Настроение сразу испортилось. Мелькнула мысль об отъезде. Ведь однажды, много лет назад, после двух дивных весенних недель нагрянула такая же погода и сразу настолько повредила его самочувствию, что пришлось покидать Венецию срочно, буквально спасаться бегством. Неужели и сейчас дадут о себе знать тогдашний легкий жар, вялость, колотье в висках и давящая тяжесть над глазами? Еще раз менять место отдыха слишком обременительно, но если ветер не переменится, оставаться здесь незачем. На всякий случай он даже не стал до конца распаковывать вещи. В девять утра он уже завтракал в буфете – специально отведенной для этого комнате между рестораном и парадной залой.
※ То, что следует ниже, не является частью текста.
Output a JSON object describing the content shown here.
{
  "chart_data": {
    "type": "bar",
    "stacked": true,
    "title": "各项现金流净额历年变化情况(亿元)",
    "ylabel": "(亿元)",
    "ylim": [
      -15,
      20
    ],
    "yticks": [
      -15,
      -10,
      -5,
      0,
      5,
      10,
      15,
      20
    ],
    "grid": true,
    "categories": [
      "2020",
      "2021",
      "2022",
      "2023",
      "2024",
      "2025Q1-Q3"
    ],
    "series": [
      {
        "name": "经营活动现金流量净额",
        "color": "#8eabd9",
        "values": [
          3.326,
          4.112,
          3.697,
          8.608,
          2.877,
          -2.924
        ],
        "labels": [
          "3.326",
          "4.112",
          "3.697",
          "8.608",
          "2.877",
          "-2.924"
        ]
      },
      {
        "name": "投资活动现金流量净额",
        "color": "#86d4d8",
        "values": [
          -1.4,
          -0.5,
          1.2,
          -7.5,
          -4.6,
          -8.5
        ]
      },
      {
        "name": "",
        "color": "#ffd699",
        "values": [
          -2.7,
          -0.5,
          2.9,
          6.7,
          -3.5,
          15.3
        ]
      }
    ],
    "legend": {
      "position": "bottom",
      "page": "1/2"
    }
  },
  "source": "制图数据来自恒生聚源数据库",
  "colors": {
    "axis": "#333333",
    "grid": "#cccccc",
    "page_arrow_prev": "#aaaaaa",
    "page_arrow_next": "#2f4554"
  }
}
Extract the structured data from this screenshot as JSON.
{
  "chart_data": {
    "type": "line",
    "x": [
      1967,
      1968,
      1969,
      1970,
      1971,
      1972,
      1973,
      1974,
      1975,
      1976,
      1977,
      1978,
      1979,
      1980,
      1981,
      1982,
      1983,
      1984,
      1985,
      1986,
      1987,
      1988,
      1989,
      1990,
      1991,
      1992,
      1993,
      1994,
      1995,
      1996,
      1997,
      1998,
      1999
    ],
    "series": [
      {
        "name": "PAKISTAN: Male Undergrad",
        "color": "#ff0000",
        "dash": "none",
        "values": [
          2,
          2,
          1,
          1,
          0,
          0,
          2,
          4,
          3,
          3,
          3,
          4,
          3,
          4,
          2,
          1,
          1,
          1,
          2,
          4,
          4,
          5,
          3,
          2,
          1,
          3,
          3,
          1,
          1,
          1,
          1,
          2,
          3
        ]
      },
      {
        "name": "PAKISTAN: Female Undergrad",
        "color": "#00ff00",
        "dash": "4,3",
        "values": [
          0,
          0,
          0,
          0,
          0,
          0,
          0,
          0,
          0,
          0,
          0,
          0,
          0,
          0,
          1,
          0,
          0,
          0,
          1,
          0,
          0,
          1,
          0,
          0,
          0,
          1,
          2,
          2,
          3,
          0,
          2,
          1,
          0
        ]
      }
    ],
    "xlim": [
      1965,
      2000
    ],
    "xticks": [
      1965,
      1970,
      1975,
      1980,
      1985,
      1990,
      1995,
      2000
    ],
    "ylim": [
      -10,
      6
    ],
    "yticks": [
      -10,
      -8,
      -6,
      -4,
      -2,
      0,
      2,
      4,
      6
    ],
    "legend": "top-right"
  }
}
Здесь царила та особая, торжественная тишина, по которой распознается истинный ранг солидного отеля. Бесшумно скользили меж столиками официанты. Тихий стук чайной ложечки о чашку, полушепотом оброненное слово – вот и все, что изредка доносилось до слуха. В углу наискосок от двери, через два столика от себя, Ашенбах заметил польских девочек с гувернанткой. Еще с красноватыми после сна веками, с гладкими, туго затянутыми пепельными волосами, в свежих, хрустких, синих платьицах с белоснежными отложными воротничками и манжетами, они сидели, прямые, как струночки, и чинно передавали друг другу вазочку с вареньем. Мальчика с ними не было.

Ашенбах улыбнулся. "Ах ты, сибарит, маленький феак! – подумал он. – Похоже, тебе, не в пример сестрицам, дозволено спать сколько угодно". И, вдруг развеселившись, процитировал про себя: "Ванны горячие, смену одежды и мягкое ложе".